Results 28 COPD patients prescribed Oramorph for breathlessness were identified (14 M), median (range) age 70 (52–83) years FEV1 (mean±SD) 0.58±0.22, MRC dyspnoea score 4.6±0.49. 19/28 (68%) were on LTOT, 28/28 (100%) on nebulisers, 5/28 (17%) on domiciliary NIV, two current smokers, 10/28 (36%) lived alone, 27/28 (96%) had professional healthcare domiciliary visits, 8/28 (29%) had palliative care input. Starting, incremental and current dosing of Oramorph are shown in the Abstract P262 table 1. 25/28 (89%) patients chose to stay on Oramorph once started. Median (range) duration on Oramorph was 8 months (45 days–7.5 years). MST was added for breathlessness in three patients. 13/28 (46%) patients died; all were MRC 5 and starting Oramorph was not felt to be a contributing factor by the clinical team. Time to death after starting Oramorph was median (range) 7 months (68 days–2.6 years).

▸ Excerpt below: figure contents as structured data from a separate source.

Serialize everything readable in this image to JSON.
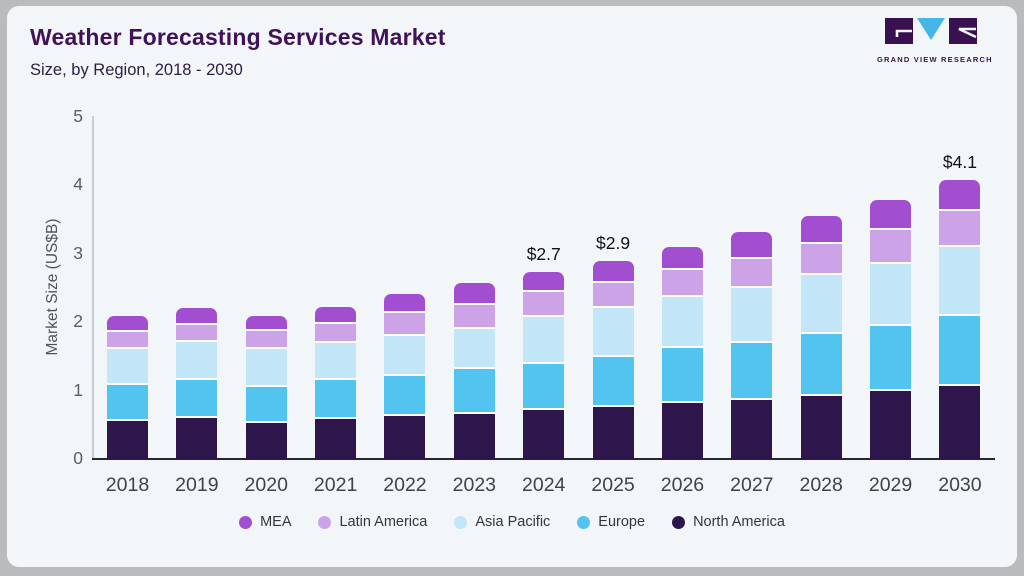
{
  "header": {
    "title": "Weather Forecasting Services Market",
    "subtitle": "Size, by Region, 2018 - 2030"
  },
  "logo": {
    "text": "GRAND VIEW RESEARCH",
    "purple": "#3a1150",
    "blue": "#45b6e8"
  },
  "chart_data": {
    "type": "bar",
    "stacked": true,
    "title": "Weather Forecasting Services Market",
    "subtitle": "Size, by Region, 2018 - 2030",
    "xlabel": "",
    "ylabel": "Market Size (US$B)",
    "ylim": [
      0,
      5
    ],
    "yticks": [
      0,
      1,
      2,
      3,
      4,
      5
    ],
    "grid": false,
    "legend_position": "bottom",
    "categories": [
      "2018",
      "2019",
      "2020",
      "2021",
      "2022",
      "2023",
      "2024",
      "2025",
      "2026",
      "2027",
      "2028",
      "2029",
      "2030"
    ],
    "series": [
      {
        "name": "North America",
        "color": "#2e154c",
        "values": [
          0.58,
          0.63,
          0.56,
          0.62,
          0.65,
          0.69,
          0.74,
          0.79,
          0.84,
          0.89,
          0.95,
          1.02,
          1.1
        ]
      },
      {
        "name": "Europe",
        "color": "#53c3f0",
        "values": [
          0.52,
          0.55,
          0.52,
          0.57,
          0.59,
          0.65,
          0.67,
          0.73,
          0.8,
          0.83,
          0.91,
          0.95,
          1.02
        ]
      },
      {
        "name": "Asia Pacific",
        "color": "#c2e6f7",
        "values": [
          0.53,
          0.56,
          0.55,
          0.54,
          0.58,
          0.59,
          0.68,
          0.72,
          0.75,
          0.81,
          0.86,
          0.91,
          1.01
        ]
      },
      {
        "name": "Latin America",
        "color": "#cda3e8",
        "values": [
          0.25,
          0.25,
          0.26,
          0.28,
          0.33,
          0.35,
          0.37,
          0.37,
          0.4,
          0.42,
          0.45,
          0.5,
          0.53
        ]
      },
      {
        "name": "MEA",
        "color": "#a24ed1",
        "values": [
          0.21,
          0.22,
          0.19,
          0.22,
          0.25,
          0.29,
          0.27,
          0.29,
          0.31,
          0.37,
          0.38,
          0.41,
          0.43
        ]
      }
    ],
    "totals": [
      2.09,
      2.21,
      2.08,
      2.23,
      2.4,
      2.57,
      2.73,
      2.9,
      3.1,
      3.32,
      3.55,
      3.79,
      4.09
    ],
    "annotations": [
      {
        "category": "2024",
        "label": "$2.7"
      },
      {
        "category": "2025",
        "label": "$2.9"
      },
      {
        "category": "2030",
        "label": "$4.1"
      }
    ]
  }
}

Oramorph prescribing in COPD increased year-on-year (one patient in 2004 to 12 in 2010).

Abstract P262 Table 1

Conclusion Oramorph prescribed by a respiratory team for breathlessness is safe in this group of patients. This study indicates that its effect is sustained despite low dosages with little requirement for incremental dosing over time. Guidelines for prescribing and patient information will be critical to ensure that patients are not denied this useful treatment of breathlessness.